Friday, February 26, 2010

illuminated manuscriptorium

be Books has a treasure trove for those of us who like to gaze upon old books, far beyond our means, and dream. I speak of the Abe Books Rare Book Room. And in that virtual room, is the Illuminated Manuscripts section, which holds things like: an illuminated Morte D'Arthur: A Poem, by Lord Alfred Tennyson (sold), a single page from a 1460 copy of a Book of Hours, and books about illuminated manuscripts and their history.

In the introduction to the Abe Books Illuminated Manuscripts section, Beth Carswell tells us that the word 'manuscript comes from the Latin manu scriptum, which translates literally to "written with hands".' Go Monks!

New York Public library has a vast illuminated manuscript collection, many images of which are available on-line. They don't say much about the collection, and the entrance page on the site has 3 or 4 links that seem like they'd be helpful, but not one of them works. The connections to the images via the contents page however, works fine. And the images are beautiful! Just check out this image of the Annunciation and beginning Hours of the Virgin in a copy of the Book of Hours.

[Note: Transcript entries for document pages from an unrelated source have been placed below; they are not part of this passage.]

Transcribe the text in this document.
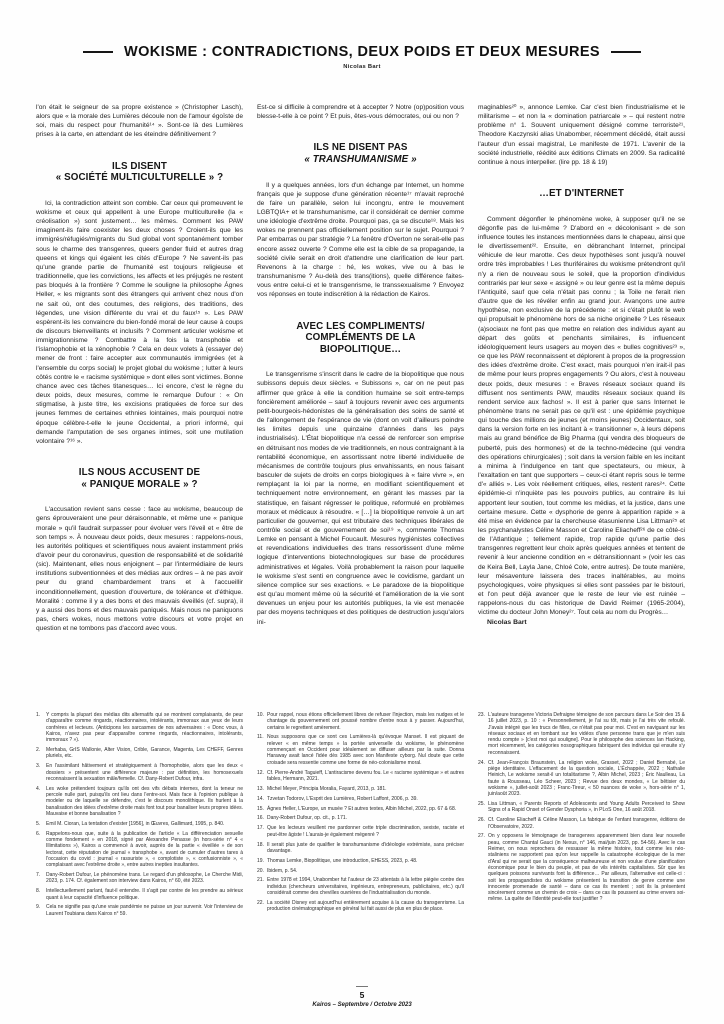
WOKISME : CONTRADICTIONS, DEUX POIDS ET DEUX MESURES
Nicolas Bart

l'on était le seigneur de sa propre existence » (Christopher Lasch), alors que « la morale des Lumières découle non de l'amour égoïste de soi, mais du respect pour l'humanité¹⁴ ». Sont-ce là des Lumières prises à la carte, en attendant de les éteindre définitivement ?

ILS DISENT
« SOCIÉTÉ MULTICULTURELLE » ?

Ici, la contradiction atteint son comble. Car ceux qui promeuvent le wokisme et ceux qui appellent à une Europe multiculturelle (la « créolisation ») sont justement… les mêmes. Comment les PAW imaginent-ils faire coexister les deux choses ? Croient-ils que les immigrés/réfugiés/migrants du Sud global vont spontanément tomber sous le charme des transgenres, queers gender fluid et autres drag queens et kings qui égaient les cités d'Europe ? Ne savent-ils pas qu'une grande partie de l'humanité est toujours religieuse et traditionnelle, que les convictions, les affects et les préjugés ne restent pas bloqués à la frontière ? Comme le souligne la philosophe Ágnes Heller, « les migrants sont des étrangers qui arrivent chez nous d'on ne sait où, ont des coutumes, des religions, des traditions, des légendes, une vision différente du vrai et du faux¹⁵ ». Les PAW espèrent-ils les convaincre du bien-fondé moral de leur cause à coups de discours bienveillants et inclusifs ? Comment articuler wokisme et immigrationnisme ? Combattre à la fois la transphobie et l'islamophobie et la xénophobie ? Cela en deux volets à (essayer de) mener de front : faire accepter aux communautés immigrées (et à l'ensemble du corps social) le projet global du wokisme ; lutter à leurs côtés contre le « racisme systémique » dont elles sont victimes. Bonne chance avec ces tâches titanesques… Ici encore, c'est le règne du deux poids, deux mesures, comme le remarque Dufour : « On stigmatise, à juste titre, les excisions pratiquées de force sur des jeunes femmes de certaines ethnies lointaines, mais pourquoi notre époque célèbre-t-elle le jeune Occidental, a priori informé, qui demande l'amputation de ses organes intimes, soit une mutilation volontaire ?¹⁶ ».

ILS NOUS ACCUSENT DE
« PANIQUE MORALE » ?

L'accusation revient sans cesse : face au wokisme, beaucoup de gens éprouveraient une peur déraisonnable, et même une « panique morale » qu'il faudrait surpasser pour évoluer vers l'éveil et « être de son temps ». À nouveau deux poids, deux mesures : rappelons-nous, les autorités politiques et scientifiques nous avaient instamment priés d'avoir peur du coronavirus, question de responsabilité et de solidarité (sic). Maintenant, elles nous enjoignent – par l'intermédiaire de leurs institutions subventionnées et des médias aux ordres – à ne pas avoir peur du grand chambardement trans et à l'accueillir inconditionnellement, question d'ouverture, de tolérance et d'éthique. Moralité : comme il y a des bons et des mauvais éveillés (cf. supra), il y a aussi des bons et des mauvais paniqués. Mais nous ne paniquons pas, chers wokes, nous mettons votre discours et votre projet en question et ne tombons pas d'accord avec vous.

Est-ce si difficile à comprendre et à accepter ? Notre (op)position vous blesse-t-elle à ce point ? Et puis, êtes-vous démocrates, oui ou non ?

ILS NE DISENT PAS
« TRANSHUMANISME »

Il y a quelques années, lors d'un échange par Internet, un homme français que je suppose d'une génération récente¹⁷ m'avait reproché de faire un parallèle, selon lui incongru, entre le mouvement LGBTQIA+ et le transhumanisme, car il considérait ce dernier comme une idéologie d'extrême droite. Pourquoi pas, ça se discute¹⁸. Mais les wokes ne prennent pas officiellement position sur le sujet. Pourquoi ? Par embarras ou par stratégie ? La fenêtre d'Overton ne serait-elle pas encore assez ouverte ? Comme elle est la cible de sa propagande, la société civile serait en droit d'attendre une clarification de leur part. Revenons à la charge : hé, les wokes, vive ou à bas le transhumanisme ? Au-delà des trans(itions), quelle différence faites-vous entre celui-ci et le transgenrisme, le transsexualisme ? Envoyez vos réponses en toute indiscrétion à la rédaction de Kairos.

AVEC LES COMPLIMENTS/
COMPLÉMENTS DE LA
BIOPOLITIQUE…

Le transgenrisme s'inscrit dans le cadre de la biopolitique que nous subissons depuis deux siècles. « Subissons », car on ne peut pas affirmer que grâce à elle la condition humaine se soit entre-temps foncièrement améliorée – sauf à toujours revenir avec ces arguments petit-bourgeois-hédonistes de la généralisation des soins de santé et de l'allongement de l'espérance de vie (dont on voit d'ailleurs poindre les limites depuis une quinzaine d'années dans les pays industrialisés). L'État biopolitique n'a cessé de renforcer son emprise en détruisant nos modes de vie traditionnels, en nous contraignant à la rentabilité économique, en assortissant notre liberté individuelle de mécanismes de contrôle toujours plus envahissants, en nous faisant basculer de sujets de droits en corps biologiques à « faire vivre », en remplaçant la loi par la norme, en modifiant scientifiquement et techniquement notre environnement, en gérant les masses par la statistique, en faisant régresser le politique, reformulé en problèmes moraux et médicaux à résoudre. « […] la biopolitique renvoie à un art particulier de gouverner, qui est tributaire des techniques libérales de contrôle social et de gouvernement de soi¹⁹ », commente Thomas Lemke en pensant à Michel Foucault. Mesures hygiénistes collectives et revendications individuelles des trans ressortissent d'une même logique d'interventions biotechnologiques sur base de procédures administratives et légales. Voilà probablement la raison pour laquelle le wokisme s'est senti en congruence avec le covidisme, gardant un silence complice sur ses exactions. « Le paradoxe de la biopolitique est qu'au moment même où la sécurité et l'amélioration de la vie sont devenues un enjeu pour les autorités publiques, la vie est menacée par des moyens techniques et des politiques de destruction jusqu'alors ini-

maginables²⁰ », annonce Lemke. Car c'est bien l'industrialisme et le militarisme – et non la « domination patriarcale » – qui restent notre problème n° 1. Souvent uniquement désigné comme terroriste²¹, Theodore Kaczynski alias Unabomber, récemment décédé, était aussi l'auteur d'un essai magistral, Le manifeste de 1971. L'avenir de la société industrielle, réédité aux éditions Climats en 2009. Sa radicalité continue à nous interpeller. (lire pp. 18 & 19)

…ET D'INTERNET

Comment dégonfler le phénomène woke, à supposer qu'il ne se dégonfle pas de lui-même ? D'abord en « décolonisant » de son influence toutes les instances mentionnées dans le chapeau, ainsi que le divertissement²². Ensuite, en débranchant Internet, principal véhicule de leur marotte. Ces deux hypothèses sont jusqu'à nouvel ordre très improbables ! Les thuriféraires du wokisme prétendront qu'il n'y a rien de nouveau sous le soleil, que la proportion d'individus contrariés par leur sexe « assigné » ou leur genre est la même depuis l'Antiquité, sauf que cela n'était pas connu ; la Toile ne ferait rien d'autre que de les révéler enfin au grand jour. Avançons une autre hypothèse, non exclusive de la précédente : et si c'était plutôt le web qui propulsait le phénomène hors de sa niche originelle ? Les réseaux (a)sociaux ne font pas que mettre en relation des individus ayant au départ des goûts et penchants similaires, ils influencent idéologiquement leurs usagers au moyen des « bulles cognitives²³ », ce que les PAW reconnaissent et déplorent à propos de la progression des idées d'extrême droite. C'est exact, mais pourquoi n'en irait-il pas de même pour leurs propres engagements ? Ou alors, c'est à nouveau deux poids, deux mesures : « Braves réseaux sociaux quand ils diffusent nos sentiments PAW, maudits réseaux sociaux quand ils rendent service aux fachos! ». Il est à parier que sans Internet le phénomène trans ne serait pas ce qu'il est : une épidémie psychique qui touche des millions de jeunes (et moins jeunes) Occidentaux, soit dans la version forte en les incitant à « transitionner », à leurs dépens mais au grand bénéfice de Big Pharma (qui vendra des bloqueurs de puberté, puis des hormones) et de la techno-médecine (qui vendra des opérations chirurgicales) ; soit dans la version faible en les incitant a minima à l'indulgence en tant que spectateurs, ou mieux, à l'exaltation en tant que supporters – ceux-ci étant repris sous le terme d'« alliés ». Les voix réellement critiques, elles, restent rares²⁴. Cette épidémie-ci n'inquiète pas les pouvoirs publics, au contraire ils lui apportent leur soutien, tout comme les médias, et la justice, dans une certaine mesure. Cette « dysphorie de genre à apparition rapide » a été mise en évidence par la chercheuse étasunienne Lisa Littman²⁵ et les psychanalystes Céline Masson et Caroline Eliacheff²⁶ de ce côté-ci de l'Atlantique ; tellement rapide, trop rapide qu'une partie des transgenres regrettent leur choix après quelques années et tentent de revenir à leur ancienne condition en « détransitionnant » (voir les cas de Keira Bell, Layla Jane, Chloé Cole, entre autres). De toute manière, leur mésaventure laissera des traces inaltérables, au moins psychologiques, voire physiques si elles sont passées par le bistouri, et l'on peut déjà avancer que le reste de leur vie est ruinée – rappelons-nous du cas historique de David Reimer (1965-2004), victime du docteur John Money²⁷. Tout cela au nom du Progrès…

Nicolas Bart

1.	Y compris la plupart des médias dits alternatifs qui se montrent complaisants, de peur d'apparaître comme ringards, réactionnaires, intolérants, immoraux aux yeux de leurs confrères et lecteurs. (Anticipons les sarcasmes de nos adversaires : « Donc vous, à Kairos, n'avez pas peur d'apparaître comme ringards, réactionnaires, intolérants, immoraux ? »).
2.	Merhaba, GrIS Wallonie, Alter Vision, Crible, Garance, Magenta, Les CHEFF, Genres pluriels, etc.
3.	En l'assimilant hâtivement et stratégiquement à l'homophobie, alors que les deux « dossiers » présentent une différence majeure : par définition, les homosexuels reconnaissent la sexuation mâle/femelle. Cf. Dany-Robert Dufour, infra.
4.	Les woke prétendent toujours qu'ils ont des vifs débats internes, dont la teneur ne percole nulle part, puisqu'ils ont lieu dans l'entre-soi. Mais face à l'opinion publique à modeler ou de laquelle se défendre, c'est le discours monolithique. Ils hurlent à la banalisation des idées d'extrême droite mais font tout pour banaliser leurs propres idées. Mauvaise et bonne banalisation ?
5.	Emil M. Cioran, La tentation d'exister [1956], in Œuvres, Gallimard, 1995, p. 840.
6.	Rappelons-nous que, suite à la publication de l'article « La différenciation sexuelle comme fondement » en 2018, signé par Alexandre Penasse (in hors-série n° 4 « Illimitations »), Kairos a commencé à avoir, auprès de la partie « éveillée » de son lectorat, cette réputation de journal « transphobe », avant de cumuler d'autres tares à l'occasion du covid : journal « rassuriste », « complotiste », « confusionniste », « complaisant avec l'extrême droite », entre autres inepties insultantes.
7.	Dany-Robert Dufour, Le phénomène trans. Le regard d'un philosophe, Le Cherche Midi, 2023, p. 174. Cf. également son interview dans Kairos, n° 60, été 2023.
8.	Intellectuellement parlant, faut-il entendre. Il s'agit par contre de les prendre au sérieux quant à leur capacité d'influence politique.
9.	Cela ne signifie pas qu'une vraie pandémie ne puisse un jour survenir. Voir l'interview de Laurent Toubiana dans Kairos n° 59.
10. Pour rappel, nous étions officiellement libres de refuser l'injection, mais les nudges et le chantage du gouvernement ont poussé nombre d'entre nous à y passer. Aujourd'hui, certains le regrettent amèrement.
11. Nous supposons que ce sont ces Lumières-là qu'évoque Manset. Il est piquant de relever « en même temps » la portée universelle du wokisme, le phénomène commençant en Occident pour idéalement se diffuser ailleurs par la suite. Donna Haraway avait lancé l'idée dès 1985 avec son Manifeste cyborg. Nul doute que cette croisade sera ressentie comme une forme de néo-colonialisme moral.
12. Cf. Pierre-André Taguieff, L'antiracisme devenu fou. Le « racisme systémique » et autres fables, Hermann, 2021.
13. Michel Meyer, Principia Moralia, Fayard, 2013, p. 181.
14. Tzvetan Todorov, L'Esprit des Lumières, Robert Laffont, 2006, p. 39.
15. Ágnes Heller, L'Europe, un musée ? Et autres textes, Albin Michel, 2022, pp. 67 & 68.
16. Dany-Robert Dufour, op. cit., p. 171.
17. Que les lecteurs veuillent me pardonner cette triple discrimination, sexiste, raciste et peut-être âgiste ! L'aurais-je également mégenré ?
18. Il serait plus juste de qualifier le transhumanisme d'idéologie extrémiste, sans préciser davantage.
19. Thomas Lemke, Biopolitique, une introduction, EHESS, 2023, p. 48.
20. Ibidem, p. 54.
21. Entre 1978 et 1994, Unabomber fut l'auteur de 23 attentats à la lettre piégée contre des individus (chercheurs universitaires, ingénieurs, entrepreneurs, publicitaires, etc.) qu'il considérait comme des chevilles ouvrières de l'industrialisation du monde.
22. La société Disney est aujourd'hui entièrement acquise à la cause du transgenrisme. La production cinématographique en général lui fait aussi de plus en plus de place.
23. L'auteure transgenre Victoria Defraigne témoigne de son parcours dans Le Soir des 15 & 16 juillet 2023, p. 10 : « Personnellement, je l'ai su tôt, mais je l'ai très vite refoulé. J'avais intégré que les trucs de filles, ce n'était pas pour moi. C'est en naviguant sur les réseaux sociaux et en tombant sur les vidéos d'une personne trans que je m'en suis rendu compte » [c'est moi qui souligne]. Pour le philosophe des sciences Ian Hacking, mort récemment, les catégories nosographiques fabriquent des individus qui ensuite s'y reconnaissent.
24. Cf. Jean-François Braunstein, La religion woke, Grasset, 2022 ; Daniel Bernabé, Le piège identitaire. L'effacement de la question sociale, L'Échappée, 2022 ; Nathalie Heinich, Le wokisme serait-il un totalitarisme ?, Albin Michel, 2023 ; Éric Naulleau, La faute à Rousseau, Léo Scheer, 2023 ; Revue des deux mondes, « Le bêtisier du wokisme », juillet-août 2023 ; Franc-Tireur, « 50 nuances de woke », hors-série n° 1, juin/août 2023.
25. Lisa Littman, « Parents Reports of Adolescents and Young Adults Perceived to Show Signs of a Rapid Onset of Gender Dysphoria », in PLoS One, 16 août 2018.
26. Cf. Caroline Eliacheff & Céline Masson, La fabrique de l'enfant transgenre, éditions de l'Observatoire, 2022.
27. On y opposera le témoignage de transgenres apparemment bien dans leur nouvelle peau, comme Chantal Gauci (in Nexus, n° 146, mai/juin 2023, pp. 54-56). Avec le cas Reimer, on nous reprochera de ressasser la même histoire, tout comme les néo-staliniens ne supportent pas qu'on leur rappelle la catastrophe écologique de la mer d'Aral qui ne serait que la conséquence malheureuse et non voulue d'une planification économique pour le bien du peuple, et pas de vils intérêts capitalistes. Sûr que les quelques poissons survivants font la différence… Par ailleurs, l'alternative est celle-ci : soit les propagandistes du wokisme présentent la transition de genre comme une innocente promenade de santé – dans ce cas ils mentent ; soit ils la présentent sincèrement comme un chemin de croix – dans ce cas ils poussent au crime envers soi-même. La quête de l'identité peut-elle tout justifier ?
5
Kairos – Septembre / Octobre 2023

The Library at the University of Glasgow has--or had--a Book of the Month page in their Special Collections department. They're on holiday from this while they re-design their website (so the link may not work indefinitely). The last entry before the hiatus, December 2009, brought what they call their "jewel in the crown of illuminated manuscripts: Ludolph of Saxony’s Vita Christi (or Life of Christ)", which they describe this way: "A devotional account of Christ's life, this substantial French manuscript is comprised of four volumes containing 140 illuminated illustrations." Its pretty sweet.